Saxophonist, composer, and MacArthur fellow Miguel Zenón and acclaimed pianist Luis Perdomo present “El Arte Del Bolero,” a performance focused on the Latin American songbook.
The program of ballads and boleros will be live streamed across several time zones beginning at 2 pm (San Francisco), 3 pm (Denver/MDT), 4 pm (Mexico), 5 pm (NYC), 7 pm (Buenos Aires), 11 pm (Madrid) on Friday, November 27 via Miguel’s Facebook page. Suggested donation $10.
Miguel Zenón—Multiple Grammy Nominee and Guggenheim and MacArthur Fellow Miguel Zenón represents a select group of musicians who have masterfully balanced and blended the often-contradictory poles of innovation and tradition. Widely considered as one of the most groundbreaking and influential saxophonists of his generation, he has also developed a unique voice as a composer and as a conceptualist, concentrating his efforts on perfecting a fine mix between Latin American Folkloric Music and Jazz. Born and raised in San Juan, Puerto Rico, Zenón has built a distinguished career as a leader, releasing twelve albums under his own name. In addition, he has crafted his artistic identity by dividing his time equally between working with older jazz masters and the music’s younger innovators –irrespective of styles and genres.

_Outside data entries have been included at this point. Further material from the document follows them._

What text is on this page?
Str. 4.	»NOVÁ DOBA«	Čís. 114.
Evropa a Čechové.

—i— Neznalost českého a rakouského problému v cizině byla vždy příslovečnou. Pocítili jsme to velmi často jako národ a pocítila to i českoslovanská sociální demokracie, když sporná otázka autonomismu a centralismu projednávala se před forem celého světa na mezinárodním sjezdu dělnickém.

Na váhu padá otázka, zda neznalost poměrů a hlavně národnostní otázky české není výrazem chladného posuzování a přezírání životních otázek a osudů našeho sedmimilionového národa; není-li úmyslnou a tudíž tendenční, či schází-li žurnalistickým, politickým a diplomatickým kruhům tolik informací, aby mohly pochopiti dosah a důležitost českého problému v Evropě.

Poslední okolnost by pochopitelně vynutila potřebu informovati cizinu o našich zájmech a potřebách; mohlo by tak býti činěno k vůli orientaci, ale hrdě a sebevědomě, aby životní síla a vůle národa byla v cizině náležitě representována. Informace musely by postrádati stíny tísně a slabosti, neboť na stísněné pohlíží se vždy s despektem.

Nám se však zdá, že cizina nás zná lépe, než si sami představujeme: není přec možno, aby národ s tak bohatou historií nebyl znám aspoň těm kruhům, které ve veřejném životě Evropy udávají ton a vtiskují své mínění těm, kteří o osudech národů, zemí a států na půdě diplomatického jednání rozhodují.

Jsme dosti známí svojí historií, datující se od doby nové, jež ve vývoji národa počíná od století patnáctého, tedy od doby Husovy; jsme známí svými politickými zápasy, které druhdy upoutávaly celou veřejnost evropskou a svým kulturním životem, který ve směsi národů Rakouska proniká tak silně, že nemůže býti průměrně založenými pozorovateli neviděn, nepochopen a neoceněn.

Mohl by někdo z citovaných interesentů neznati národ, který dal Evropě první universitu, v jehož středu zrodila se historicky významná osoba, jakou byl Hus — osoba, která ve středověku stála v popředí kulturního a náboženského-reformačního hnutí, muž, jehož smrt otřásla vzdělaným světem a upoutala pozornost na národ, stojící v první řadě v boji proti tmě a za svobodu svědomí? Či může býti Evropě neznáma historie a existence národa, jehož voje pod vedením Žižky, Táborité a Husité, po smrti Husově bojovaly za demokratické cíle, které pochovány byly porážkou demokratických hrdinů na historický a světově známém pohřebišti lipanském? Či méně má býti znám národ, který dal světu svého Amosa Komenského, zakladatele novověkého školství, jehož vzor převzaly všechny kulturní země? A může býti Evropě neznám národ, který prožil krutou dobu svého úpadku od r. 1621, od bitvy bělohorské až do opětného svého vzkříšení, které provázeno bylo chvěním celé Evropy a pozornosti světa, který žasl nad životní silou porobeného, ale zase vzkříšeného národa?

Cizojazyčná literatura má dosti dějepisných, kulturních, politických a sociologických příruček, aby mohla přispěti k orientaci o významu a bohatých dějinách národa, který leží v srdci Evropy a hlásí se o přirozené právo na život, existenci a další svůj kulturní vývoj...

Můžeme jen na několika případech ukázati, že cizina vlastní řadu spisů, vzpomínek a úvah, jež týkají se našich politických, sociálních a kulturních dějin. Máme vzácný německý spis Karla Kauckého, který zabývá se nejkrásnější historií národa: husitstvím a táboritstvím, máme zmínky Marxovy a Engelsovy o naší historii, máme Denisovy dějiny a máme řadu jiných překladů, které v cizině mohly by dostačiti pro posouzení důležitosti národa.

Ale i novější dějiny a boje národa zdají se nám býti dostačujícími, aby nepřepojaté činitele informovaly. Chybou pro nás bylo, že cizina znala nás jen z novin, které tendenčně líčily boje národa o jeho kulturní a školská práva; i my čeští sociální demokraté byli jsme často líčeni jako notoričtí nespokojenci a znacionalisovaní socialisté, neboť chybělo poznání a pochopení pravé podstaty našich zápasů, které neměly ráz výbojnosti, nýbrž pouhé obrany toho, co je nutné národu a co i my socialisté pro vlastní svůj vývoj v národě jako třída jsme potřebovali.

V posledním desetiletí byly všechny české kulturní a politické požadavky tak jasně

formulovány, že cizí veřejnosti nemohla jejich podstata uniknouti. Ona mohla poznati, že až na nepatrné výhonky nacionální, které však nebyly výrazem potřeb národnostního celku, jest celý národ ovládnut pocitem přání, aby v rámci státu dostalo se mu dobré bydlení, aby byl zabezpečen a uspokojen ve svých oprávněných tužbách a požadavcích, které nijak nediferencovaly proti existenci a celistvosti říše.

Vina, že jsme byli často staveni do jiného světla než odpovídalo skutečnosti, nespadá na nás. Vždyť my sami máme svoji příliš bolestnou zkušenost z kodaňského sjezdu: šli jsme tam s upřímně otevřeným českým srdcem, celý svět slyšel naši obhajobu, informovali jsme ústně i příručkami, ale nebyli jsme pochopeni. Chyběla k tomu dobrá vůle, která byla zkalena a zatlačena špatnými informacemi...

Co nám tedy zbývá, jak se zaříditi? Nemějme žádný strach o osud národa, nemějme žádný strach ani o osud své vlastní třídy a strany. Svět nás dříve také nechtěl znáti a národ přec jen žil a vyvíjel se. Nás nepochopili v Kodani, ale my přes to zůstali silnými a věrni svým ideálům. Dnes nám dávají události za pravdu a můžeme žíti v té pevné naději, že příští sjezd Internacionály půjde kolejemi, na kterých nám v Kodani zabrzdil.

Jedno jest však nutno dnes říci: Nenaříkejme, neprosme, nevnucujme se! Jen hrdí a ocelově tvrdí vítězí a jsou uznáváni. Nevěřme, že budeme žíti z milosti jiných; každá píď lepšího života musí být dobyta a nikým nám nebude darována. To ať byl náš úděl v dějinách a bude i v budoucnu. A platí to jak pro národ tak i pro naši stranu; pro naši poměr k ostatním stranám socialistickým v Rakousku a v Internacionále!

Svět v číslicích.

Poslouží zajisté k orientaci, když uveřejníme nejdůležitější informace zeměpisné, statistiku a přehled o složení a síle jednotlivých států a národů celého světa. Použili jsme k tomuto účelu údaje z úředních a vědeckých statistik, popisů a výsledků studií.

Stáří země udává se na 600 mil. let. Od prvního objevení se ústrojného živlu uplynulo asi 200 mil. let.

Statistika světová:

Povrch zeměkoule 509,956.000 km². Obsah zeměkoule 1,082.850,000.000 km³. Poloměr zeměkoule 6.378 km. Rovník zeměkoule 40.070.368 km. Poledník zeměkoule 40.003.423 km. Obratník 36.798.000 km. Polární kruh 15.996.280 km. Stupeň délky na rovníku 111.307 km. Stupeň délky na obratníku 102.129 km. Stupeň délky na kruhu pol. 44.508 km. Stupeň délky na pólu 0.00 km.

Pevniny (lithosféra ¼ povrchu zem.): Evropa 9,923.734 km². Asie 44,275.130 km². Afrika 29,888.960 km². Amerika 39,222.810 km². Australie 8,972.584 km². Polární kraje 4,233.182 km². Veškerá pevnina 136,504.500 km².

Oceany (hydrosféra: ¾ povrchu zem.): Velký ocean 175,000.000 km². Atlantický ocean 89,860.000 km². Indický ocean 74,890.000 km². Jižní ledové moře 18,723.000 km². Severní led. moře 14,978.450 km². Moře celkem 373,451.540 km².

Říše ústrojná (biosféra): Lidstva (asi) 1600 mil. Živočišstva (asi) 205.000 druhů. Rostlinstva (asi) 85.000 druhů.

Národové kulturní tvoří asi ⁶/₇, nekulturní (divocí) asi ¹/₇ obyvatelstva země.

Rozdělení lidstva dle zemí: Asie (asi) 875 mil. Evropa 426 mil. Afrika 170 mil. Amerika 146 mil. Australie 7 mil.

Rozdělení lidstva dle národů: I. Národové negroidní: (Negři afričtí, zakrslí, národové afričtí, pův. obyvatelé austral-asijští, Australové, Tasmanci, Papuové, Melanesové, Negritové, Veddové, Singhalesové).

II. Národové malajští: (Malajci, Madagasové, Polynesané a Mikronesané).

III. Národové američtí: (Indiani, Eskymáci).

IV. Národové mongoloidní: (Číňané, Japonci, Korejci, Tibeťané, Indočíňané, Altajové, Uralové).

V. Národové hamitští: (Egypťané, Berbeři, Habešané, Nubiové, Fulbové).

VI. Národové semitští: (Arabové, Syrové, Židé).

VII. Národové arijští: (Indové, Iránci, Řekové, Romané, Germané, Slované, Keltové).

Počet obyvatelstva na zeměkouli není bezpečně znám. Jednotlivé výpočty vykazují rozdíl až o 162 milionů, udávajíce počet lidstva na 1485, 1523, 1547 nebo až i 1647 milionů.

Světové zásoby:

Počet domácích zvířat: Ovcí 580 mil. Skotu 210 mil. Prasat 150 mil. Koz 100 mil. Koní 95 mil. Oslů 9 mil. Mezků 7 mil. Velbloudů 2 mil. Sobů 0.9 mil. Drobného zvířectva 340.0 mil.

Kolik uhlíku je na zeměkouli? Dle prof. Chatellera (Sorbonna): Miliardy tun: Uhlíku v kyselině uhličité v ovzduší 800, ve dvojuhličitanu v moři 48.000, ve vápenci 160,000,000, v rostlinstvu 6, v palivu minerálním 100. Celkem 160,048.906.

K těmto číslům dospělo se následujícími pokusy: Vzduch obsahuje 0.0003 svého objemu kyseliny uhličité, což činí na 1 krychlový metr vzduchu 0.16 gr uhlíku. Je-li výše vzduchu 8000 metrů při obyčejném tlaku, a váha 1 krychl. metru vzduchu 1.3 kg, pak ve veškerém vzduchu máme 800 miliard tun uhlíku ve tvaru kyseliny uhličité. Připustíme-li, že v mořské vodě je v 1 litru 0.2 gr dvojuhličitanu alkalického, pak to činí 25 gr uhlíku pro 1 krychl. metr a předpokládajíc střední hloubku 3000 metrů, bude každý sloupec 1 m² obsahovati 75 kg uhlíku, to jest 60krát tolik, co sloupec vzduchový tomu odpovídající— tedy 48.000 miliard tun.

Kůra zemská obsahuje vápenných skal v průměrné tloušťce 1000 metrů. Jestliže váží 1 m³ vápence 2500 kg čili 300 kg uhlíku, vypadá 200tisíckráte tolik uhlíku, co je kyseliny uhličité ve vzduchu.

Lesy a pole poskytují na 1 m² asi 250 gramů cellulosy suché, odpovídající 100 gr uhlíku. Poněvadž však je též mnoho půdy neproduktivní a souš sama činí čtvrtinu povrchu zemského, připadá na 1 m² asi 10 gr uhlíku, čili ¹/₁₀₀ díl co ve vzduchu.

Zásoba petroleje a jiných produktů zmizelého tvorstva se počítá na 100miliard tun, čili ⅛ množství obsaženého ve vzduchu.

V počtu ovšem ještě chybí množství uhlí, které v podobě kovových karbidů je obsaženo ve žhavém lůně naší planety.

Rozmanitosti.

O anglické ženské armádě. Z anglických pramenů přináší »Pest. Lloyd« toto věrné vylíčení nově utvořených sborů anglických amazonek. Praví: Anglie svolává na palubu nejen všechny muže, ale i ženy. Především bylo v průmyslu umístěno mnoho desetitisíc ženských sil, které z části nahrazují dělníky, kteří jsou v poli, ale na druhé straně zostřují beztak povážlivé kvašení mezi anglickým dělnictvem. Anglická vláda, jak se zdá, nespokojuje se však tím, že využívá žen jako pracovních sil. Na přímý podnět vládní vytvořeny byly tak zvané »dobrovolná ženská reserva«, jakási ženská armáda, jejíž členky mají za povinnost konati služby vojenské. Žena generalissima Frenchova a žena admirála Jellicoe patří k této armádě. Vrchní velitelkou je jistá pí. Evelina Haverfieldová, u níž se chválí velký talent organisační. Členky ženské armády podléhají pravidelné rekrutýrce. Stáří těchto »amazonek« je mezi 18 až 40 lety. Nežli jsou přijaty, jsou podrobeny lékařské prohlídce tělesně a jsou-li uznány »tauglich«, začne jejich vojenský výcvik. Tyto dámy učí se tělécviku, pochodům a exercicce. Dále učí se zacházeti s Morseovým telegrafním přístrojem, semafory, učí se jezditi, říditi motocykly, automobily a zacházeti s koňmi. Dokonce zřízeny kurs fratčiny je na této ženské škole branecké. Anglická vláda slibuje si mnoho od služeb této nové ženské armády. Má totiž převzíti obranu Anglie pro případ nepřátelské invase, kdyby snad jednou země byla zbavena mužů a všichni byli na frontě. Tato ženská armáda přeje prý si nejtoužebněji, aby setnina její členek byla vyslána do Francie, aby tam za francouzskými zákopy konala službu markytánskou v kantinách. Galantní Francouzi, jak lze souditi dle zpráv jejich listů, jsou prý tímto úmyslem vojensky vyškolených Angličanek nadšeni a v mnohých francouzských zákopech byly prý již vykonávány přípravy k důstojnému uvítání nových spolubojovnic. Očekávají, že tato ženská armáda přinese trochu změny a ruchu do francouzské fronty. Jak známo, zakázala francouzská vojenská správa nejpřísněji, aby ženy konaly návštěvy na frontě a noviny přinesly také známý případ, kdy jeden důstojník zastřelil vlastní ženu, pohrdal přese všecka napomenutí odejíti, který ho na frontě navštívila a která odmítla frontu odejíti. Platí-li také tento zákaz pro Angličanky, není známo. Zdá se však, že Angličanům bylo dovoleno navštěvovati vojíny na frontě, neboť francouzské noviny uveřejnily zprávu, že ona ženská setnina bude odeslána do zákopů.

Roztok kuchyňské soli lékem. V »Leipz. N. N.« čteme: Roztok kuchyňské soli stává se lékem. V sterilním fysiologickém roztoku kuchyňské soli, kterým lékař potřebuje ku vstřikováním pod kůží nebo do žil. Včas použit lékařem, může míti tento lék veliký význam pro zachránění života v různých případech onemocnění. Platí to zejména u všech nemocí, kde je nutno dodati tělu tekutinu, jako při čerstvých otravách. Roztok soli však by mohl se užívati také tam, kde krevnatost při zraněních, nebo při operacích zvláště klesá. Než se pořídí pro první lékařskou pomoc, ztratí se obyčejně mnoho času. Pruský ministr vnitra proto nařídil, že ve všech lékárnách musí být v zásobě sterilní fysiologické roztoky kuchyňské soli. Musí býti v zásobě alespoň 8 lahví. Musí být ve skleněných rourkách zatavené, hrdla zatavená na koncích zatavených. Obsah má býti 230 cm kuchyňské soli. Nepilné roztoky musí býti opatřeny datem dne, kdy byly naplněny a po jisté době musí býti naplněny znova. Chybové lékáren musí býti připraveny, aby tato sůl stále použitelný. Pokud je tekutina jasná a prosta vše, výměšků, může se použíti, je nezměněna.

Luis Perdomo—Ever since he came to New York in 1993 from Venezuela, Perdomo has emerged as one of the most in-demand sidemen – as evidenced by his celebrated work with a wide array of jazz and Latin stars – from Ravi Coltrane to Ray Barretto, and by his six critically- acclaimed recordings as a leader. The release of his magnificent new, Hot Tone label debut CD, 22, features bassist Mimi Jones’ supple, deep basslines and drummer Rudy Royston’s quicksilver rhythms, in a trio he christened The Controlling Ear Unit. “I wanted to create an environment where a sensitive player could make his own musical choices, without fear of the consequences,” Perdomo says. “The word ‘unit’ is appropriate because although the current group is a trio, it doesn’t really have to be restrained to that. It could have a different format, depending on what the music calls for.”